Pour combler la solitude qui me rongea alors, je téléphonai à mes rares copains, histoire de boire un verre avec eux. J’avais besoin de parler. Ils n’étaient pas libres, ou ne répondirent pas. Je sortis alors me promener un peu ; j’avais envie de voir du monde. En passant devant un bar, j’y vis mes amis attablés, parlant, riant. Apparemment, je ne leur manquais pas. En un éclair je me revis, à six ans, dans cette cour d’école où les autres se moquaient de moi parce que j’étais gros, me traitaient de bébé cadum, de gros lard, de patate, et partaient s’amuser en me laissant tout seul, le cœur lourd, avec mon chagrin de gosse et personne vers qui me tourner. Depuis cette époque, rien n’avait changé pour moi.

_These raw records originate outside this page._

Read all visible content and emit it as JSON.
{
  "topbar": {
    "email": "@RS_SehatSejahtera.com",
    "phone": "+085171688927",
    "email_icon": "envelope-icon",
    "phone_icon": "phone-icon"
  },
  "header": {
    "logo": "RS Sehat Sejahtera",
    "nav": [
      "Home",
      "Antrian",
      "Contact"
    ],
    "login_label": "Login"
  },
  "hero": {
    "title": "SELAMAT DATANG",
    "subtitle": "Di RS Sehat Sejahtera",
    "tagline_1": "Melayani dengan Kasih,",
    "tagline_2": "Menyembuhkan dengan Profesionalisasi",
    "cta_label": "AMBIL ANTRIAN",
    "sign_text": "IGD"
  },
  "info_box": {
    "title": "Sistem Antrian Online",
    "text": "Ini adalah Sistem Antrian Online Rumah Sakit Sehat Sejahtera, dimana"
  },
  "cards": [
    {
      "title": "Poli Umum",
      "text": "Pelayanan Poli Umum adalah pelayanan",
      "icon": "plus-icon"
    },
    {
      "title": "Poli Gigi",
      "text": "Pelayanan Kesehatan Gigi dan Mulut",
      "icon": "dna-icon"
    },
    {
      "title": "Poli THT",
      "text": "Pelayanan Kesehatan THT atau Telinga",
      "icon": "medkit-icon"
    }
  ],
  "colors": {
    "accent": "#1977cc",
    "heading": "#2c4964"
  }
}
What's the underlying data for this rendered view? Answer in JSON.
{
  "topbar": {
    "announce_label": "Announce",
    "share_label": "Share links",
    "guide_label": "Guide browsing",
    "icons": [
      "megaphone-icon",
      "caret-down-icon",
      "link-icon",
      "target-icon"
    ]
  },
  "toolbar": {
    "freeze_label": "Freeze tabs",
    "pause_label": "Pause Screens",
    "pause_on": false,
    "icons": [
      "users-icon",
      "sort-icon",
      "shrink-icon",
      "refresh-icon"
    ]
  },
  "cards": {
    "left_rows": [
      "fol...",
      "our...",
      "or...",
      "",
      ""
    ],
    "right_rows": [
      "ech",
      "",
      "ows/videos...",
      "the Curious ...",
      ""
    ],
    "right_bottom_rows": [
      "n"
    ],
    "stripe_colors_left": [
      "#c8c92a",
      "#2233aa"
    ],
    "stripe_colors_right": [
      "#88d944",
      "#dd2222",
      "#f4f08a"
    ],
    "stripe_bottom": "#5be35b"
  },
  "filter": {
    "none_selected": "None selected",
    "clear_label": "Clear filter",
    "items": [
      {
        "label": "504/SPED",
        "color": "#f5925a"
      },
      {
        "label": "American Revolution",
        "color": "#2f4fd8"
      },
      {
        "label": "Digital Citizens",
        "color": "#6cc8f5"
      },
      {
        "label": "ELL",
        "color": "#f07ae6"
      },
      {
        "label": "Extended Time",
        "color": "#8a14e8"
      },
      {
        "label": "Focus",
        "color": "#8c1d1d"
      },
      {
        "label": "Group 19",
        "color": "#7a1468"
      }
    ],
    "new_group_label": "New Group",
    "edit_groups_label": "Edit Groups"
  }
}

Je rentrai, complètement abattu, et décachetai mon courrier du matin.
L’ANPE me signifiait que je n’avais pas droit à de quelconques allocations.
Un sixième éditeur refusait mon dernier roman en des termes courtois.

J’allumai la radio. Elle jouait Five Years, de David Bowie. Je bus rapidement un verre, puis un deuxième. Puis un troisième.
J’ouvris la porte vitrée qui donnait sur mon balcon. Je sortis sur mon balcon. Je montais sur la balustrade de mon balcon qui surplombait une église, huit étages plus bas.
Il y avait un petit vent, mais je n’avais pas froid. Je me suis demandé si c’était vrai que toute notre vie défilait devant nos yeux juste avant notre mort. Je me suis demandé si j’allais m’évanouir avant de toucher le sol, puis j’écartai les bras et commençai à compter jusqu’à cinq.
À trois, le téléphone sonna. Une fois. Puis deux.
Je descendis de la balustrade, rentrai dans mon appartement et m’emparai du combiné.

À l’autre bout, une jeune fille dont je ne saisis pas le nom me signifia que l’éditeur pour lequel elle travaillait était très intéressé par mon roman.